= William Lionel Clause =

English artist (1887–1946)

William Lionel Clause (7 May 1887 - 9 September 1946) was an English artist.

==Early life==
Born in Middleton, Lancashire, the son of William H. Clause and his wife Minna, Clause was educated at Gresham's School, Holt, and at the Slade School of Art in London, where he was taught by Professors Frederick Brown and Henry Tonks. Clause married Lucy Sampson, the elder daughter of Professor R. A. Sampson, the Astronomer Royal of Scotland, and they had one daughter.

==Career==
Primarily a landscape painter in oil and watercolour, Clause exhibited at the New English Art Club and the International Society of Sculptors, Painters and Gravers.
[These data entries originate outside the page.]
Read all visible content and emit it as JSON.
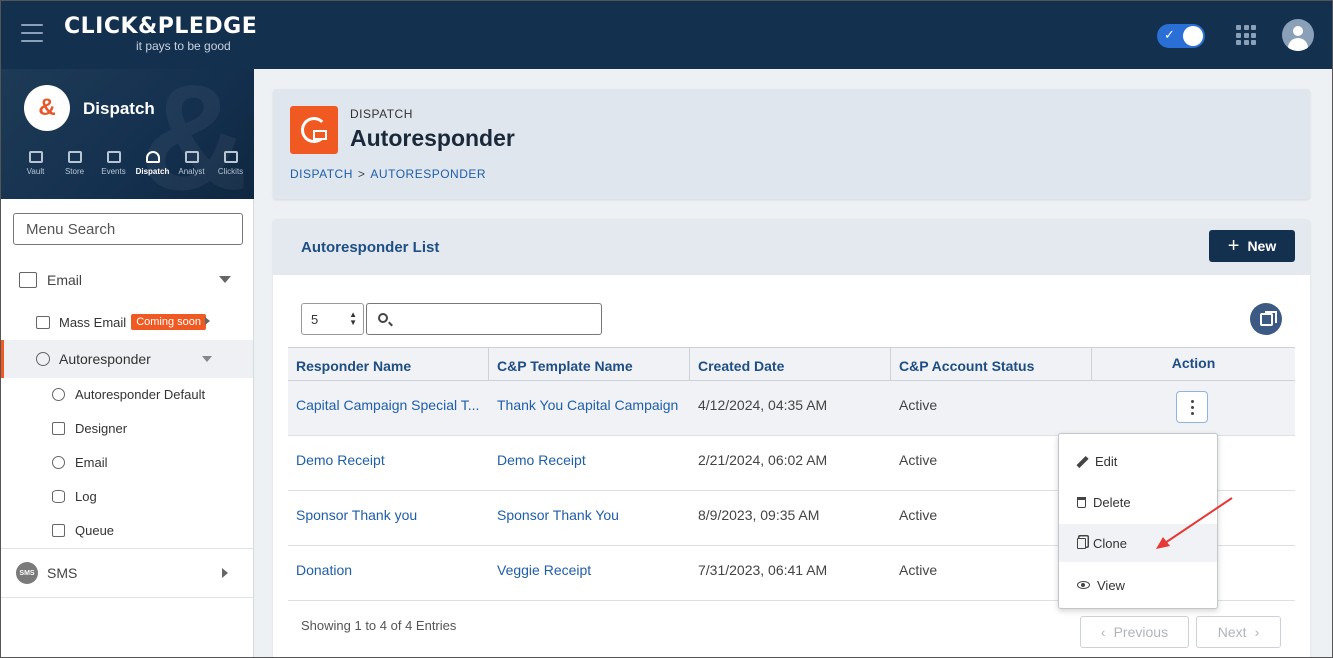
{
  "topbar": {
    "brand": "CLICK&PLEDGE",
    "tagline": "it pays to be good",
    "toggle_icon": "check-icon",
    "apps_icon": "apps-grid-icon",
    "avatar_icon": "user-avatar-icon"
  },
  "sidebar": {
    "app_badge": "&",
    "app_name": "Dispatch",
    "apps": [
      {
        "label": "Vault",
        "icon": "wallet-icon"
      },
      {
        "label": "Store",
        "icon": "cart-icon"
      },
      {
        "label": "Events",
        "icon": "calendar-icon"
      },
      {
        "label": "Dispatch",
        "icon": "broadcast-icon"
      },
      {
        "label": "Analyst",
        "icon": "bar-chart-icon"
      },
      {
        "label": "Clickits",
        "icon": "clickits-icon"
      }
    ],
    "menu_search_placeholder": "Menu Search",
    "email_label": "Email",
    "mass_email_label": "Mass Email",
    "coming_soon": "Coming soon",
    "autoresponder_label": "Autoresponder",
    "sub_items": [
      "Autoresponder Default",
      "Designer",
      "Email",
      "Log",
      "Queue"
    ],
    "sms_badge": "SMS",
    "sms_label": "SMS"
  },
  "header": {
    "kicker": "DISPATCH",
    "title": "Autoresponder",
    "breadcrumb": [
      "DISPATCH",
      ">",
      "AUTORESPONDER"
    ]
  },
  "list": {
    "title": "Autoresponder List",
    "new_label": "New",
    "page_size": "5",
    "search_value": "",
    "columns": [
      "Responder Name",
      "C&P Template Name",
      "Created Date",
      "C&P Account Status",
      "Action"
    ],
    "rows": [
      [
        "Capital Campaign Special Thank You",
        "Thank You Capital Campaign",
        "4/12/2024, 04:35 AM",
        "Active"
      ],
      [
        "Demo Receipt",
        "Demo Receipt",
        "2/21/2024, 06:02 AM",
        "Active"
      ],
      [
        "Sponsor Thank you",
        "Sponsor Thank You",
        "8/9/2023, 09:35 AM",
        "Active"
      ],
      [
        "Donation",
        "Veggie Receipt",
        "7/31/2023, 06:41 AM",
        "Active"
      ]
    ],
    "first_row_display": "Capital Campaign Special T...",
    "footer": "Showing 1 to 4 of 4 Entries",
    "prev_label": "Previous",
    "next_label": "Next"
  },
  "action_menu": {
    "items": [
      {
        "label": "Edit",
        "icon": "pencil-icon"
      },
      {
        "label": "Delete",
        "icon": "trash-icon"
      },
      {
        "label": "Clone",
        "icon": "clone-icon"
      },
      {
        "label": "View",
        "icon": "eye-icon"
      }
    ],
    "highlighted": "Clone"
  },
  "colors": {
    "navy": "#14304f",
    "accent_orange": "#f05a22",
    "link_blue": "#1f5ea8",
    "annotation_red": "#e53935"
  }
}
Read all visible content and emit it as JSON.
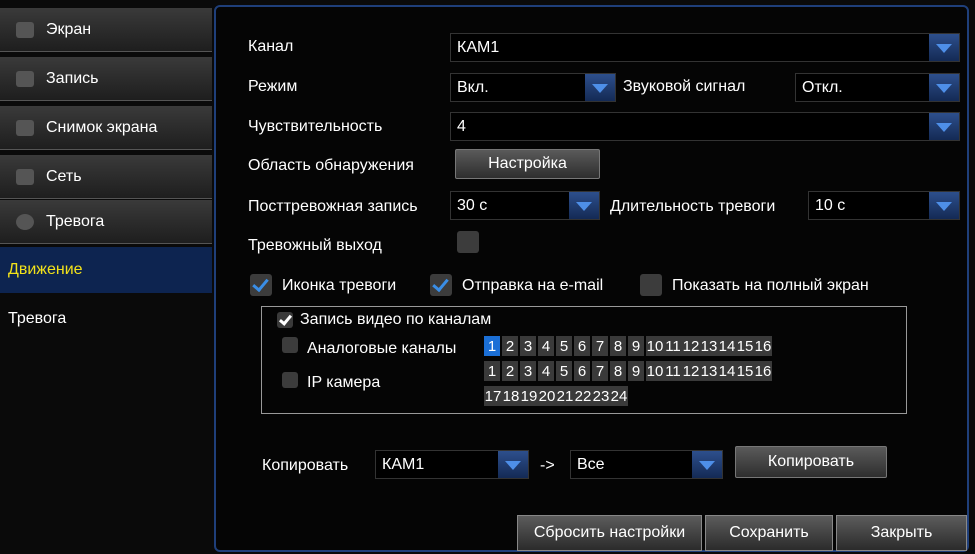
{
  "sidebar": {
    "items": [
      {
        "label": "Экран",
        "icon": "monitor-icon"
      },
      {
        "label": "Запись",
        "icon": "record-icon"
      },
      {
        "label": "Снимок экрана",
        "icon": "snapshot-icon"
      },
      {
        "label": "Сеть",
        "icon": "network-icon"
      },
      {
        "label": "Тревога",
        "icon": "alarm-icon"
      }
    ],
    "sub_items": [
      {
        "label": "Движение",
        "active": true
      },
      {
        "label": "Тревога",
        "active": false
      }
    ]
  },
  "form": {
    "channel_label": "Канал",
    "channel_value": "КАМ1",
    "mode_label": "Режим",
    "mode_value": "Вкл.",
    "buzzer_label": "Звуковой сигнал",
    "buzzer_value": "Откл.",
    "sensitivity_label": "Чувствительность",
    "sensitivity_value": "4",
    "area_label": "Область обнаружения",
    "area_button": "Настройка",
    "post_record_label": "Посттревожная запись",
    "post_record_value": "30 с",
    "alarm_duration_label": "Длительность тревоги",
    "alarm_duration_value": "10 с",
    "alarm_out_label": "Тревожный выход",
    "alarm_icon_label": "Иконка тревоги",
    "email_label": "Отправка на e-mail",
    "fullscreen_label": "Показать на полный экран"
  },
  "record_channels": {
    "title": "Запись видео по каналам",
    "analog_label": "Аналоговые каналы",
    "ip_label": "IP камера",
    "analog_channels": [
      "1",
      "2",
      "3",
      "4",
      "5",
      "6",
      "7",
      "8",
      "9",
      "10",
      "11",
      "12",
      "13",
      "14",
      "15",
      "16"
    ],
    "ip_channels_row1": [
      "1",
      "2",
      "3",
      "4",
      "5",
      "6",
      "7",
      "8",
      "9",
      "10",
      "11",
      "12",
      "13",
      "14",
      "15",
      "16"
    ],
    "ip_channels_row2": [
      "17",
      "18",
      "19",
      "20",
      "21",
      "22",
      "23",
      "24"
    ],
    "selected_analog": "1"
  },
  "copy": {
    "label": "Копировать",
    "from": "КАМ1",
    "arrow": "->",
    "to": "Все",
    "button": "Копировать"
  },
  "footer": {
    "reset": "Сбросить настройки",
    "save": "Сохранить",
    "close": "Закрыть"
  },
  "colors": {
    "accent": "#1b6fd6",
    "active_menu_text": "#f2e21a",
    "panel_border": "#1f3f7a"
  }
}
He lived in London and found many of his subjects near home.

Clause is represented in many public collections. Seven of his drawings were acquired by the Contemporary Art Society and several by the War Artists' Advisory Committee for the National Gallery. He is represented by three works in Manchester, two in Bradford, one in Royal Leamington Spa and one in Carlisle.

Beyond his work as a painter, Clause was Honorary Secretary of the New English Art Club and was also a member of the Chelsea Arts Club. At the time of his death in 1946, he was living at 16, New End Square, Hampstead, London.